CAIRO -- Wu Huan, a 26-year-old Chinese woman, told the Associated Press (AP) she was abducted from a hotel in Dubai in late May and detained by Chinese officials at a villa converted into a detention facility.
If true, this may be the first evidence that China is operating a so-called "black site" beyond its borders.
Black sites are clandestine jails where prisoners generally are not charged with a crime and have no legal recourse, with no bail or court order, according to the AP.
Wu said she was questioned and threatened in Chinese and forced to sign legal documents accusing her fiancé, Wang Jingyu -- a dissident -- of harassing her, before her abductors finally released her June 8, according to the investigative report published August 16.
While at the black site, Wu saw or heard two other prisoners, both Uighurs, she said.
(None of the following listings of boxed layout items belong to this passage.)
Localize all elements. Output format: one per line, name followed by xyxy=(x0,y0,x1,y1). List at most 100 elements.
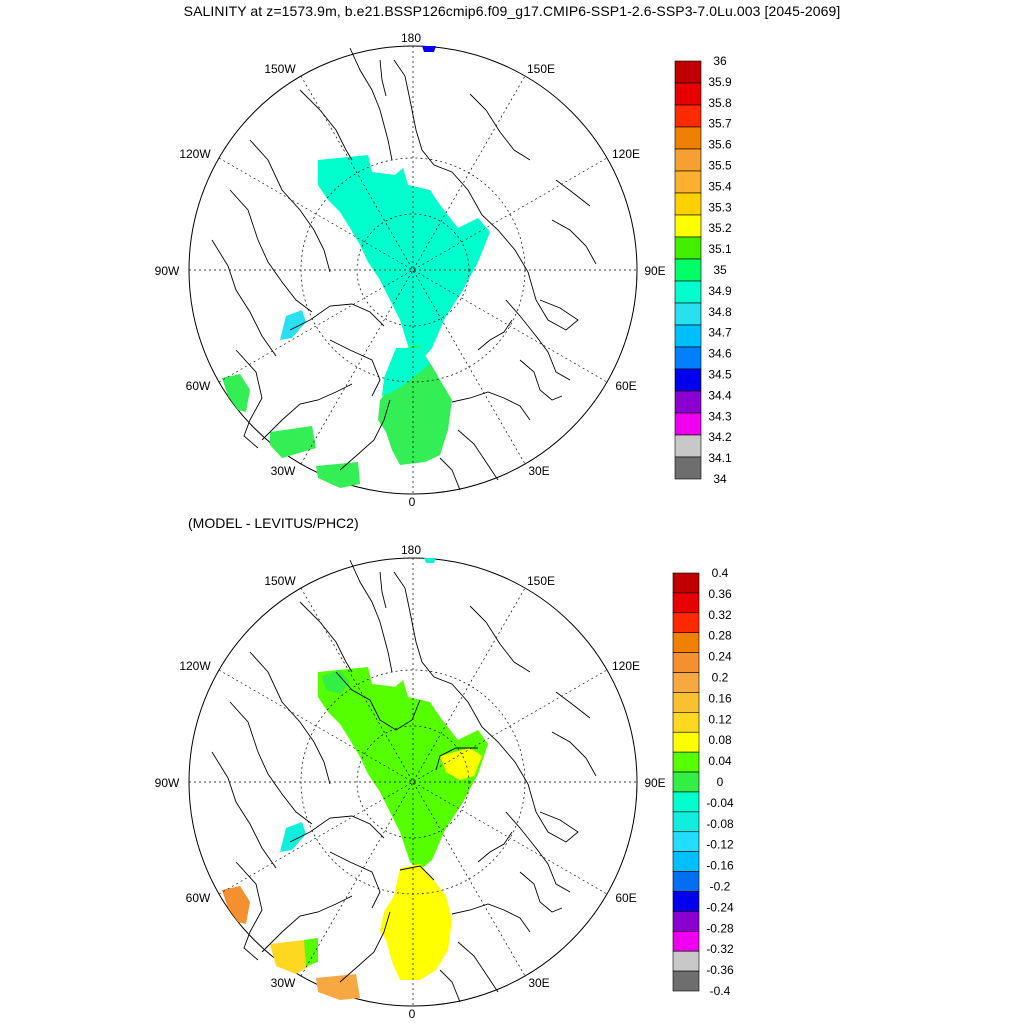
salinity-map: 180 150E 120E 90E 60E 30E 0 30W 60W 90W … xyxy=(155,31,666,509)
salinity-field-central-arctic xyxy=(318,155,490,362)
colorbar-swatch xyxy=(674,126,702,150)
colorbar-swatch xyxy=(672,672,700,693)
colorbar-swatch xyxy=(674,104,702,128)
diff-field-atlantic xyxy=(316,974,360,1000)
colorbar-tick-label: -0.28 xyxy=(706,921,734,935)
colorbar-swatch xyxy=(674,346,702,370)
lon-label-30w: 30W xyxy=(271,464,296,478)
diff-field-central-arctic xyxy=(318,667,488,870)
colorbar-tick-label: -0.16 xyxy=(706,859,734,873)
colorbar-swatch xyxy=(672,731,700,753)
lon-label-150w: 150W xyxy=(264,574,296,588)
colorbar-tick-label: 34.8 xyxy=(708,305,732,319)
colorbar-swatch xyxy=(672,572,700,594)
colorbar-tick-label: 0 xyxy=(717,775,724,789)
colorbar-swatch xyxy=(674,60,702,84)
lon-label-90e: 90E xyxy=(644,264,665,278)
colorbar-swatch xyxy=(674,412,702,436)
colorbar-swatch xyxy=(672,871,700,892)
colorbar-tick-label: -0.24 xyxy=(706,900,734,914)
colorbar-tick-label: 0.16 xyxy=(708,691,732,705)
salinity-field-canadian-archipelago xyxy=(280,310,306,340)
colorbar-swatch xyxy=(674,302,702,326)
diff-field-pacific xyxy=(424,558,436,563)
colorbar-swatch xyxy=(674,324,702,348)
salinity-fields xyxy=(222,46,490,488)
colorbar-swatch xyxy=(674,236,702,260)
colorbar-tick-label: 35.4 xyxy=(708,179,732,193)
colorbar-tick-label: -0.08 xyxy=(706,817,734,831)
salinity-field-atlantic xyxy=(316,462,360,488)
colorbar-swatch xyxy=(672,891,700,912)
lon-label-150e: 150E xyxy=(527,62,555,76)
lon-label-120e: 120E xyxy=(612,659,640,673)
colorbar-tick-label: 0.24 xyxy=(708,650,732,664)
colorbar-tick-label: 35.6 xyxy=(708,138,732,152)
colorbar-tick-label: 0.12 xyxy=(708,712,732,726)
lon-label-120w: 120W xyxy=(179,659,211,673)
salinity-field-fram-strait xyxy=(382,348,430,396)
colorbar-tick-label: 0.32 xyxy=(708,608,732,622)
lon-label-90e: 90E xyxy=(644,776,665,790)
figure-title: SALINITY at z=1573.9m, b.e21.BSSP126cmip… xyxy=(183,3,841,19)
lon-label-120w: 120W xyxy=(179,147,211,161)
colorbar-swatch xyxy=(672,851,700,872)
lon-label-180: 180 xyxy=(401,31,421,45)
colorbar-swatch xyxy=(672,632,700,653)
colorbar-swatch xyxy=(674,390,702,414)
salinity-field-nordic-seas xyxy=(378,345,452,465)
colorbar-tick-label: -0.36 xyxy=(706,963,734,977)
colorbar-tick-label: 35.3 xyxy=(708,200,732,214)
colorbar-tick-label: 0.28 xyxy=(708,629,732,643)
lon-label-120e: 120E xyxy=(612,147,640,161)
colorbar-swatch xyxy=(674,148,702,172)
colorbar-swatch xyxy=(674,434,702,458)
colorbar-tick-label: 34.4 xyxy=(708,388,732,402)
colorbar-tick-label: 34.7 xyxy=(708,326,732,340)
colorbar-swatch xyxy=(672,592,700,614)
coastlines xyxy=(211,47,597,491)
difference-fields xyxy=(222,558,488,1000)
lon-label-90w: 90W xyxy=(155,776,180,790)
colorbar-swatch xyxy=(672,911,700,932)
difference-colorbar: 0.4 0.36 0.32 0.28 0.24 0.2 0.16 0.12 0.08 0.04 0 -… xyxy=(672,566,734,998)
colorbar-tick-label: 34.6 xyxy=(708,347,732,361)
colorbar-tick-label: 35.8 xyxy=(708,96,732,110)
colorbar-swatch xyxy=(672,970,700,992)
colorbar-tick-label: 0.36 xyxy=(708,587,732,601)
lon-label-0: 0 xyxy=(409,1007,416,1021)
lon-label-0: 0 xyxy=(409,495,416,509)
colorbar-tick-label: 0.4 xyxy=(712,566,729,580)
lon-label-60w: 60W xyxy=(186,379,211,393)
lon-label-180: 180 xyxy=(401,543,421,557)
diff-field-canadian-archipelago xyxy=(280,822,306,852)
lon-label-30e: 30E xyxy=(528,464,549,478)
colorbar-tick-label: 34.1 xyxy=(708,451,732,465)
colorbar-tick-label: 34 xyxy=(713,472,727,486)
lon-label-90w: 90W xyxy=(155,264,180,278)
diff-field-baffin xyxy=(222,886,250,924)
diff-field-labrador xyxy=(270,940,316,974)
colorbar-swatch xyxy=(672,791,700,813)
lon-label-60e: 60E xyxy=(615,379,636,393)
colorbar-tick-label: -0.04 xyxy=(706,796,734,810)
lon-label-30w: 30W xyxy=(271,976,296,990)
lon-label-60e: 60E xyxy=(615,891,636,905)
salinity-field-pacific xyxy=(422,46,436,52)
colorbar-swatch xyxy=(672,811,700,833)
colorbar-tick-label: -0.12 xyxy=(706,838,734,852)
difference-map: 180 150E 120E 90E 60E 30E 0 30W 60W 90W … xyxy=(155,543,666,1021)
graticule xyxy=(189,558,637,1006)
colorbar-swatch xyxy=(674,368,702,392)
lon-label-150e: 150E xyxy=(527,574,555,588)
coastlines xyxy=(211,559,597,1003)
colorbar-swatch xyxy=(672,930,700,952)
lon-label-60w: 60W xyxy=(186,891,211,905)
diff-field-canada-basin xyxy=(322,670,350,694)
colorbar-tick-label: 35.5 xyxy=(708,159,732,173)
colorbar-tick-label: 35.9 xyxy=(708,75,732,89)
diff-field-labrador-green xyxy=(304,938,318,966)
colorbar-swatch xyxy=(674,214,702,238)
colorbar-tick-label: 35.7 xyxy=(708,117,732,131)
She identified the women as Uighurs based on their appearance and accent.
Wu is now seeking asylum in the Netherlands.
The AP was unable to verify Wu's account independently, and she could not pinpoint the location of the black site, noted the report.
However, the AP saw and heard corroborating evidence including stamps in her passport, a phone recording of a Chinese official questioning her and text messages that she sent from jail to a pastor aiding her and Wang.
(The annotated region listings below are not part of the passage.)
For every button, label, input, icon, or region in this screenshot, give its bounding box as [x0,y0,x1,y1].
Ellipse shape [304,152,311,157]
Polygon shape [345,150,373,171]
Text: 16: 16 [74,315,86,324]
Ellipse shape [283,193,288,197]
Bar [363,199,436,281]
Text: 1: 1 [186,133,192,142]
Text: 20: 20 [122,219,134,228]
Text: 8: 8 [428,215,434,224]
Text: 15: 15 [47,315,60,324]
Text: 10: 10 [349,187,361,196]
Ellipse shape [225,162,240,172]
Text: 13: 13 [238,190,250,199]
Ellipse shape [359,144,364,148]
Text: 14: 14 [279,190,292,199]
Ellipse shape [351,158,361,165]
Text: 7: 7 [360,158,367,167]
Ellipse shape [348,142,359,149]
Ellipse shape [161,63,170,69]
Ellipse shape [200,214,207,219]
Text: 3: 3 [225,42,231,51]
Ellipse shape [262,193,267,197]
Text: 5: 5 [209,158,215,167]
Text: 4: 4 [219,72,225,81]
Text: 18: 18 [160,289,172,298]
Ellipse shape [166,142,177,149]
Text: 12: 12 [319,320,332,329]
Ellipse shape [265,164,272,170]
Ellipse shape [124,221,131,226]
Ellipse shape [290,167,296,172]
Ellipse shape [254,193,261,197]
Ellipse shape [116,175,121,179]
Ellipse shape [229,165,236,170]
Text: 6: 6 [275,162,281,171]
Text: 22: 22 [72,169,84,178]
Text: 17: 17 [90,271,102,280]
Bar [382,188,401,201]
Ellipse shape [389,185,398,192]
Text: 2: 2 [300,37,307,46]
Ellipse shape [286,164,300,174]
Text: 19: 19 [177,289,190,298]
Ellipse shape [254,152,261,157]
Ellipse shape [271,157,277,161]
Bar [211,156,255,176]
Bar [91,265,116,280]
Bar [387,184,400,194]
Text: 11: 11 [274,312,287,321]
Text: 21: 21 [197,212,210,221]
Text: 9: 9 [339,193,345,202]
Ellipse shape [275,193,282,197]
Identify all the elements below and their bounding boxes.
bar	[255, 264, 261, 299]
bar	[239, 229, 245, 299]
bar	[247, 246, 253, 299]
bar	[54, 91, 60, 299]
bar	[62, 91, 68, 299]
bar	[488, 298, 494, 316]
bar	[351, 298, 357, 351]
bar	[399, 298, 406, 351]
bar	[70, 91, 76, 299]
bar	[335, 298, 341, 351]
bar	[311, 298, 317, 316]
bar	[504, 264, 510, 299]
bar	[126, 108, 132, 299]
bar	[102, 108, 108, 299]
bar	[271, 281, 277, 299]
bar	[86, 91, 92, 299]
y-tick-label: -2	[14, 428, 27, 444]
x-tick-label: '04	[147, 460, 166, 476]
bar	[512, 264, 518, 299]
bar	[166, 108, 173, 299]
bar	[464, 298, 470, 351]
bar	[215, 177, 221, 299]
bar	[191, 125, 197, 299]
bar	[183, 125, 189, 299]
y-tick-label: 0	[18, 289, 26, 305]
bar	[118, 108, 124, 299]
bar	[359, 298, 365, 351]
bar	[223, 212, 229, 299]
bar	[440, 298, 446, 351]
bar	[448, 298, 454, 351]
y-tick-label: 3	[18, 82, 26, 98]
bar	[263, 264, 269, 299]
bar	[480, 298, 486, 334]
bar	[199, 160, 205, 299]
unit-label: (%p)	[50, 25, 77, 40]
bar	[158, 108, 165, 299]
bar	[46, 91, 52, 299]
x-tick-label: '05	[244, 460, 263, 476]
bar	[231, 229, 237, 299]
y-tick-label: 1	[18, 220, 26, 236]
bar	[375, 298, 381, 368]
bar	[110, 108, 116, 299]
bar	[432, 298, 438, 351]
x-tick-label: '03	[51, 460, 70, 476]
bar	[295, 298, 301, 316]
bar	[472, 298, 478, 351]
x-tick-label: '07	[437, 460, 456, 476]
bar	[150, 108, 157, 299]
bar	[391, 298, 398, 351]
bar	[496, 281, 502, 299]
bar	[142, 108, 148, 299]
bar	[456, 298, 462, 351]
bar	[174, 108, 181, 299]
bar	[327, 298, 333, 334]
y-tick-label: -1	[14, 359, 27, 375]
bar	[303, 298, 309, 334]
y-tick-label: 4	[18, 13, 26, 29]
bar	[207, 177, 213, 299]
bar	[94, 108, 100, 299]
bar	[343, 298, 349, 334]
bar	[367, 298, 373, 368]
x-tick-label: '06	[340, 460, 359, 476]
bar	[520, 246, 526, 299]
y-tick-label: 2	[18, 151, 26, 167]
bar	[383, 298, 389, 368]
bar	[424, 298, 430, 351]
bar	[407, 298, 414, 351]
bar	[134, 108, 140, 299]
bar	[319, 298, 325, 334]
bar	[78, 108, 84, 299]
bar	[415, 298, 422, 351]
A violation of human rights conventions
While black sites are common within China's borders, the presence of one abroad could be a sign of Beijing's growing international clout.
This would provide further proof of China's crackdown on dissidents and ethnic minorities like the Uighurs, even if they are present overseas.
China's Foreign Ministry has denied Wu's story.
The Dubai Police stated August 16 that any claims of a Chinese woman detained by local authorities on behalf of a foreign country are false, and that Wu freely exited the country with her friend three months ago.
If Wu's account is proven true, the existence of the black site could be designated a crime against humanity and a violation of the International Convention for the Protection of All Persons from Enforced Disappearance, said international criminal law professor Wael al-Sharimi.
Since such sites hold people who were most probably arrested outside internationally recognised jurisdictions, they may not be subjected to legal standards and procedures regarding arrests and fair trials, he said.
Arrests made for political, ethnic and religious reasons violate the International Covenant on Civil and Political Rights of 1966, which has been enforced since 1976, he added.
Criminal responsibility for such arrests "starts with those who detained these individuals and those who directed the operations, up to and including the top leaders who gave the order", al-Sharimi said.
China hunts down, intimidates opponents
Beijing has unleashed a slew of draconian policies in recent years aimed at subduing and surveilling Xinjiang's majority Muslim population, including imprisoning more than one million Uighurs and other Turkic Muslims in as many as 400 facilities that include "political education" camps, pretrial detention centres and prisons.
Such policies have also involved the extradition of Uighurs back to China.
China is taking advantage of its economic influence around the world to carry out secret operations and hunt down its opponents, including Uighurs, said Abdullah al-Dakhil, a politics lecturer at King Saud University in Riyadh.
The unlawful nature of these arrests and prisons outside Chinese territory necessitates complete secrecy, he said.
Verifying the secret Chinese black site in Dubai is difficult, as it is possible to move it from one location to another within a few hours to keep it concealed, political researcher Abdul Nabi Bakkar said.
In Wu's case, she might have been arrested so the Chinese could intimidate her and Wang and persuade him to cease his dissident activities, Bakkar said.
China will take every step to cover up its wrongdoings in a host country and to prevent any effects on its political and economic relations, he added.